L'esperienza del gioco è antica e connaturata all'uomo. I giochi possono essere considerati universalmente indispensabili e onnipresenti in tutte le culture (palla, bambola), oppure come elementi propri di una determinata civiltà e di un'epoca. In effetti i giochi possono essere la rappresentazione simbolica, sociale, culturale della società e mutano con essa. Ormai in sinergia con il mondo dei mass media e la produzione industriale, il giocattolo è divenuto una proiezione del mondo mediatico, dove il confine tra realtà e finzione è sempre più labile.
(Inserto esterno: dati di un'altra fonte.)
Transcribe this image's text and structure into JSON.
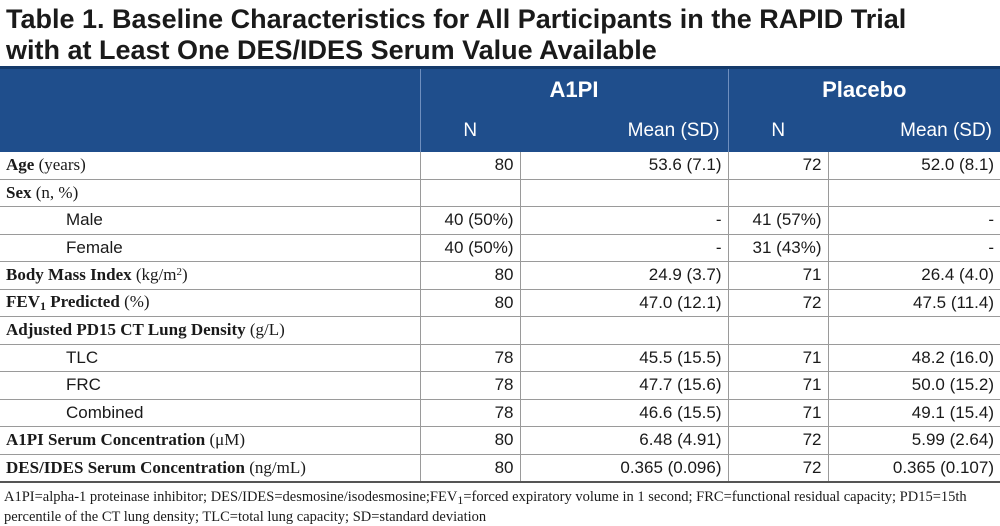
{
  "title": {
    "line1": "Table 1. Baseline Characteristics for All Participants in the RAPID Trial",
    "line2": "with at Least One DES/IDES Serum Value Available"
  },
  "header": {
    "group_a1pi": "A1PI",
    "group_placebo": "Placebo",
    "col_n": "N",
    "col_mean": "Mean (SD)"
  },
  "rows": [
    {
      "label": "Age",
      "unit": " (years)",
      "a_n": "80",
      "a_mean": "53.6 (7.1)",
      "p_n": "72",
      "p_mean": "52.0 (8.1)"
    },
    {
      "label": "Sex",
      "unit": " (n, %)",
      "a_n": "",
      "a_mean": "",
      "p_n": "",
      "p_mean": ""
    },
    {
      "label": "Male",
      "a_n": "40 (50%)",
      "a_mean": "-",
      "p_n": "41 (57%)",
      "p_mean": "-"
    },
    {
      "label": "Female",
      "a_n": "40 (50%)",
      "a_mean": "-",
      "p_n": "31 (43%)",
      "p_mean": "-"
    },
    {
      "label": "Body Mass Index",
      "unit": " (kg/m",
      "unit_sup": "2",
      "unit_end": ")",
      "a_n": "80",
      "a_mean": "24.9 (3.7)",
      "p_n": "71",
      "p_mean": "26.4 (4.0)"
    },
    {
      "label": "FEV",
      "label_sub": "1",
      "label_end": " Predicted",
      "unit": " (%)",
      "a_n": "80",
      "a_mean": "47.0 (12.1)",
      "p_n": "72",
      "p_mean": "47.5 (11.4)"
    },
    {
      "label": "Adjusted PD15 CT Lung Density",
      "unit": " (g/L)",
      "a_n": "",
      "a_mean": "",
      "p_n": "",
      "p_mean": ""
    },
    {
      "label": "TLC",
      "a_n": "78",
      "a_mean": "45.5 (15.5)",
      "p_n": "71",
      "p_mean": "48.2 (16.0)"
    },
    {
      "label": "FRC",
      "a_n": "78",
      "a_mean": "47.7 (15.6)",
      "p_n": "71",
      "p_mean": "50.0 (15.2)"
    },
    {
      "label": "Combined",
      "a_n": "78",
      "a_mean": "46.6 (15.5)",
      "p_n": "71",
      "p_mean": "49.1 (15.4)"
    },
    {
      "label": "A1PI Serum Concentration",
      "unit": " (μM)",
      "a_n": "80",
      "a_mean": "6.48 (4.91)",
      "p_n": "72",
      "p_mean": "5.99 (2.64)"
    },
    {
      "label": "DES/IDES Serum Concentration",
      "unit": " (ng/mL)",
      "a_n": "80",
      "a_mean": "0.365 (0.096)",
      "p_n": "72",
      "p_mean": "0.365 (0.107)"
    }
  ],
  "footnote": {
    "part1": "A1PI=alpha-1 proteinase inhibitor; DES/IDES=desmosine/isodesmosine;FEV",
    "part1_sub": "1",
    "part2": "=forced expiratory volume in 1 second; FRC=functional residual capacity; PD15=15th percentile of the CT lung density; TLC=total lung capacity; SD=standard deviation"
  }
}
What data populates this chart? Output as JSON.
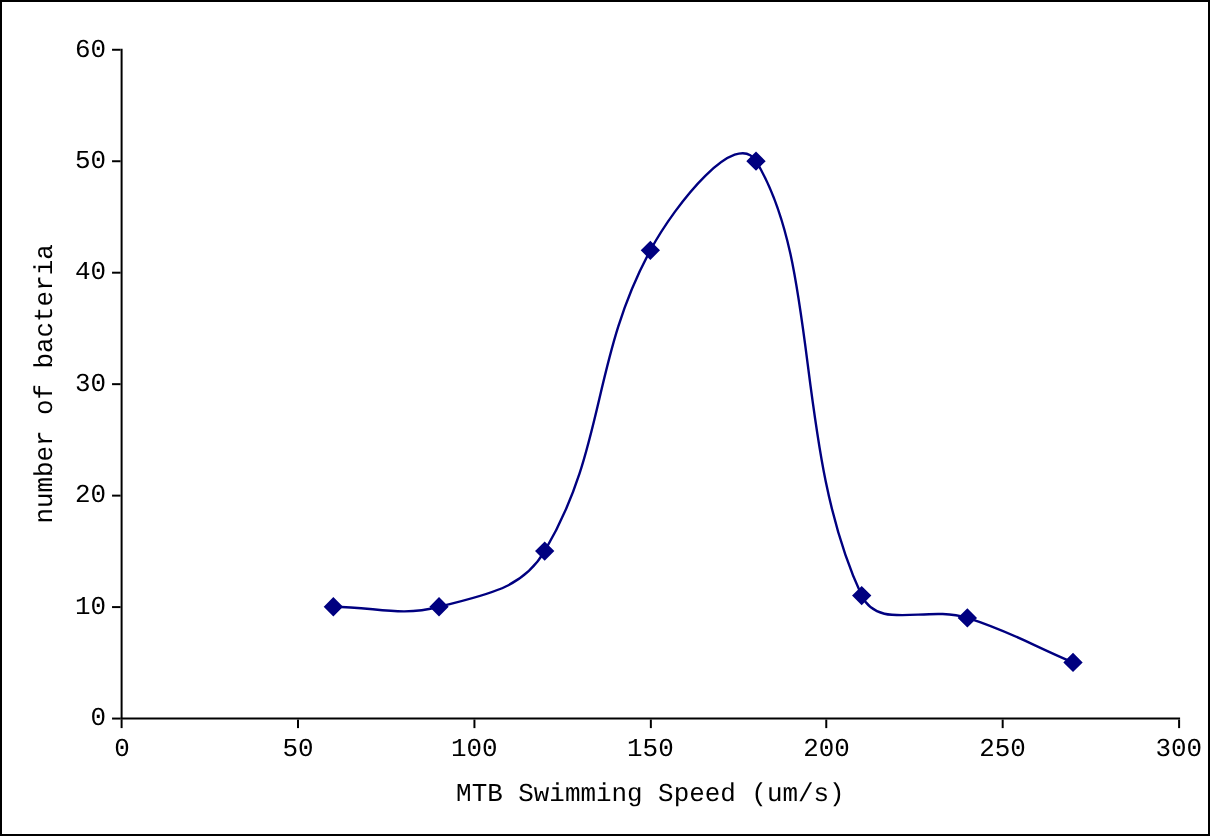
{
  "chart_data": {
    "type": "line",
    "xlabel": "MTB Swimming Speed (um/s)",
    "ylabel": "number of bacteria",
    "x": [
      60,
      90,
      120,
      150,
      180,
      210,
      240,
      270
    ],
    "series": [
      {
        "color": "#000080",
        "values": [
          10,
          10,
          15,
          42,
          50,
          11,
          9,
          5
        ]
      }
    ],
    "xlim": [
      0,
      300
    ],
    "xticks": [
      0,
      50,
      100,
      150,
      200,
      250,
      300
    ],
    "ylim": [
      0,
      60
    ],
    "yticks": [
      0,
      10,
      20,
      30,
      40,
      50,
      60
    ],
    "grid": false,
    "legend": false,
    "marker": "diamond",
    "line_style": "solid"
  }
}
Nel quadro il bambino in primo piano ci appare ritratto in una posizione di semi-isolamento, poggiato allo stipite della porta che si apre di fronte a lui. Ha un'aria assorta, probabilmente in previsione dei doveri che lo attendono, a cui gli altri personaggi sono già intenti. Il dipinto è costruito come una finestra che si affaccia su uno scorcio di vita quotidiana, sottolineato dai rapporti prospettici e proporzionali che caratterizzano l'impianto della composizione.
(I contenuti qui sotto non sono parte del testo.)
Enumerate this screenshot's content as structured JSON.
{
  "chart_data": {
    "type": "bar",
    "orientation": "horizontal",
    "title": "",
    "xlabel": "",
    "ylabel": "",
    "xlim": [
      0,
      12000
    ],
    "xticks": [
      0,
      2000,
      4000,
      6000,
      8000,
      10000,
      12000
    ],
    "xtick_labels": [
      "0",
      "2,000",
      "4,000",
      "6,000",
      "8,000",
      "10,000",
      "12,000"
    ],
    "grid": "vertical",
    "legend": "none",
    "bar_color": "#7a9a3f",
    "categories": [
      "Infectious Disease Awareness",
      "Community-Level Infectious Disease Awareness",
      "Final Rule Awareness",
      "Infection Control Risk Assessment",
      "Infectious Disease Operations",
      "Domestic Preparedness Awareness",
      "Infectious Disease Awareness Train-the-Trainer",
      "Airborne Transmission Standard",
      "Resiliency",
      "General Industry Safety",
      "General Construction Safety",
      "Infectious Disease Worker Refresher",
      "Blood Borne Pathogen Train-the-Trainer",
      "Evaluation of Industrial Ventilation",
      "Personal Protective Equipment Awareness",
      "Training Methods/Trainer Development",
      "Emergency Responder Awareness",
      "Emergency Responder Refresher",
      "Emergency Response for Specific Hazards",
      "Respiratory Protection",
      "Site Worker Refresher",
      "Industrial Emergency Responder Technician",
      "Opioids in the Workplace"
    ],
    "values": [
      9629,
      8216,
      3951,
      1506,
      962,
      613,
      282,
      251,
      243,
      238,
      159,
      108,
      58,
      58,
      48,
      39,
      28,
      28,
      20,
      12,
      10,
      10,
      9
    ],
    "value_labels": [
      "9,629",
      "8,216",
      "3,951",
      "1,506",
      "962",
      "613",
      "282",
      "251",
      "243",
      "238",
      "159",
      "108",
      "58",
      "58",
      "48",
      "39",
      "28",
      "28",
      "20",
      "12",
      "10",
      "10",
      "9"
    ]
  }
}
(fonte: Galleria Nazionale d'Arte Moderna, Roma)

Il dipinto è datato dalla bibliografia al periodo 1867 - 1870 circa: in quegli anni Cecioni, rientrato a Firenze dal pensionato a Napoli vinto nel 1863 presso l'Accademia di Belle Arti fiorentina, inizia a dedicarsi maggiormente alla pittura, come testimoniato dal critico Diego Martelli, il quale seguiva e documentava le ricerche degli artisti d'avanguardia a lui contemporanei (cfr. Barocchi P., Storia moderna dell'arte in Italia: dalla pittura di storia alla storia della pittura, 1859-1883: manifesti, polemiche, documenti, Milano, 2009). Tale arco di datazione sembra potersi confermare anche dal punto di vista stilistico: in quel periodo, infatti, l'artista partecipa alle ricerche sulla "macchia" degli artisti del Caffè Michelangelo, portando avanti lo studio del vero già maturato a Napoli nell'ambito della cosiddetta "Scuola di Resina", insieme ai colleghi De Nittis, Rossano e De Gregorio. La pittura compendiaria, dunque, si deve al contesto fiorentino, mentre la composizione di gusto seicentesco è un retaggio dell'ambiente culturale napoletano. Già Domenico Morelli, importante figura d'intermediazione tra Napoli e la Firenze macchiaiola, aveva fatto della pittura seicentesca la sua maggiore fonte d'ispirazione. Anche il gusto tipicamente nordico per la pittura d'interni, fortemente ravvisabile nella tela in questione (la fuga di stanze attraverso le porte aperte, la minuzia descrittiva dell'ambiente), era penetrato a Napoli già all'inizio del secolo grazie alla presenza di pittori stranieri come l'olandese Anton Sminck van Pitloo.Il tema dell'infanzia, indagata con occhio verista, è al centro della poetica di Cecioni: grande risalto è spesso dato all'espressione dei bambini, immortalati in gesti di carattere narrativo (cfr. "Sopresa per le scale", scheda n. 00826914).